LNG: Venture Global Hurts Everyone
My friend Peter Roff recently wrote, well, let’s call it a defense of Venture Global that appeared on RealClearEnergy last Wednesday.
I have great respect for Peter, but he is wrong about Venture Global. The company, in case you missed it, sells liquified natural gas to various folks in Europe. Unfortunately, they have yet to sell that gas at contracted prices, because they have yet to declare themselves ready for commercial operations.
That has allowed them to sell the natural gas into the more lucrative – as Europe scrambles to find natural gas to replace Russian gas – spot market for natural gas.
Here’s the problem: over the last 18 months, the company has shipped out about 200 cargoes of liquified natural gas. The idea that you can somehow deliver 200 cargoes and yet not be ready for commercial operation is ridiculous on its face.
For purposes of comparison, their brethren in the industry usually declare themselves ready for commercial operations after shipping out about ten cargoes.
That wide disparity – and the higher prices that cargoes fetch on the spot market as compared to contracted prices – might lead a rational person to conclude that Venture Global has found and is exploiting a hole in the regulatory scheme.
Venture Global continues to argue that power and other problems at their facility preclude any announcement that they are ready for commercial operations. That certainly seems possible. However, the continuation of these challenges for more than a year suggests a systemic problem at the facility.
Liquified natural gas export terminals are large, complicated industrial facilities. Things can go wrong. But they are not that complicated. Things rarely go wrong for 18 months without some sort of remedy.

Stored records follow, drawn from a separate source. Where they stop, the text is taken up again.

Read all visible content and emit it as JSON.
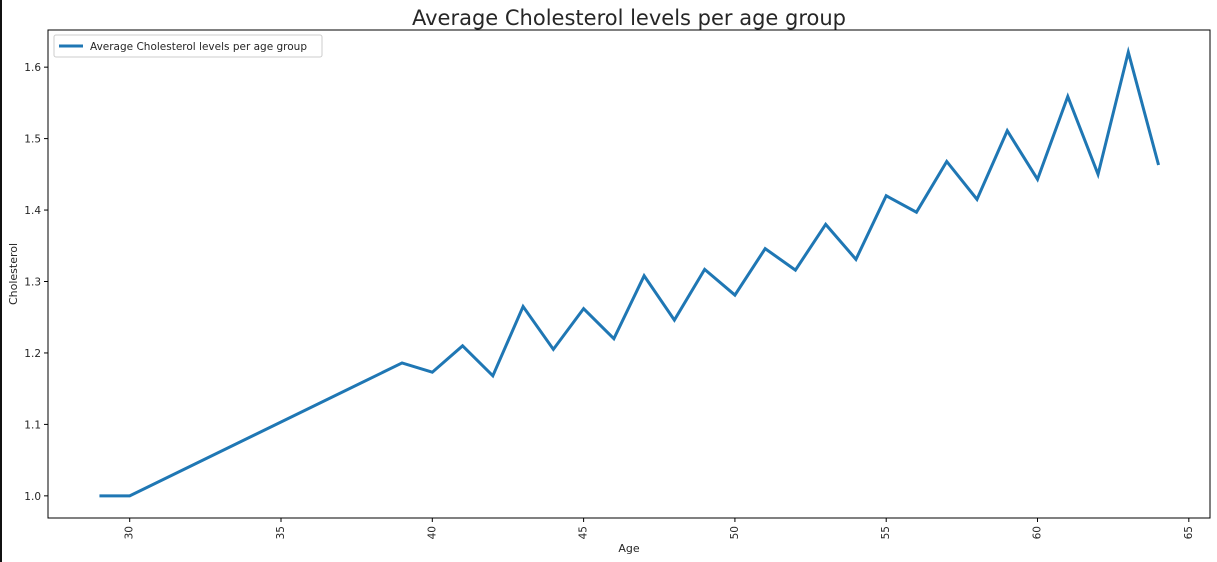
{
  "chart_data": {
    "type": "line",
    "title": "Average Cholesterol levels per age group",
    "xlabel": "Age",
    "ylabel": "Cholesterol",
    "xlim": [
      27.3,
      65.7
    ],
    "ylim": [
      0.969,
      1.652
    ],
    "xticks": [
      30,
      35,
      40,
      45,
      50,
      55,
      60,
      65
    ],
    "yticks": [
      1.0,
      1.1,
      1.2,
      1.3,
      1.4,
      1.5,
      1.6
    ],
    "ytick_labels": [
      "1.0",
      "1.1",
      "1.2",
      "1.3",
      "1.4",
      "1.5",
      "1.6"
    ],
    "xtick_rotation": 90,
    "grid": false,
    "legend_position": "top-left",
    "series": [
      {
        "name": "Average Cholesterol levels per age group",
        "color": "#1f77b4",
        "x": [
          29,
          30,
          39,
          40,
          41,
          42,
          43,
          44,
          45,
          46,
          47,
          48,
          49,
          50,
          51,
          52,
          53,
          54,
          55,
          56,
          57,
          58,
          59,
          60,
          61,
          62,
          63,
          64
        ],
        "y": [
          1.0,
          1.0,
          1.186,
          1.173,
          1.21,
          1.168,
          1.265,
          1.205,
          1.262,
          1.22,
          1.308,
          1.246,
          1.317,
          1.281,
          1.346,
          1.316,
          1.38,
          1.331,
          1.42,
          1.397,
          1.468,
          1.415,
          1.511,
          1.443,
          1.559,
          1.45,
          1.621,
          1.463
        ]
      }
    ]
  }
}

Perhaps it is a good time for the Federal Energy Regulatory Commission to suspend their permit to operate and take a hard look at plant operations, rather than allow them to continue to operate and sell cargoes into the spot market indefinitely.
If Venture Global really cared about the customers with whom they have contracts, they would sell the cargoes to them at the agreed upon price, irrespective of the status of the commercialization of their facility. There is nothing that prevents that.
Their failure to do so might lead a rational person to conclude that if the company sold liquified natural gas under contractual obligations and prices, the company would not be making as much cash as it does when it sells natural gas on the spot market. Perhaps there are other interpretations.
But the company doesn’t really seem to be all that concerned about the customers with whom they have contracts, as witnessed by the formal complaints from Repsol, Edison, BP, Shell, GALP, and probably shortly Sinopec.
You know what seems to be missing? Satisfied customers prepared to defend Venture Global.
Here’s the bottom line on all of this. Either we not know the entire and unvarnished truth, or Venture Global may not be very good at running a liquified natural gas facility. Whichever, the regulators should think about increasing the tempo and depth of oversight of the company.
That’s something the entire industry should support. By refusing to declare they are ready to commence commercial operations despite an embarrassing number of cargoes, Venture Global is making everyone who buys and sells liquified natural gas look bad.
Commerce, especially international commerce, depends on a high degree of trust in the words of one’s counterparties. When that trust is damaged, trade suffers and everyone is harmed.
Michael McKenna, president of MWR Strategies, advises utilities, merchants, and transmission companies. He was deputy director of the White House Office of Legislative Affairs under President Trump.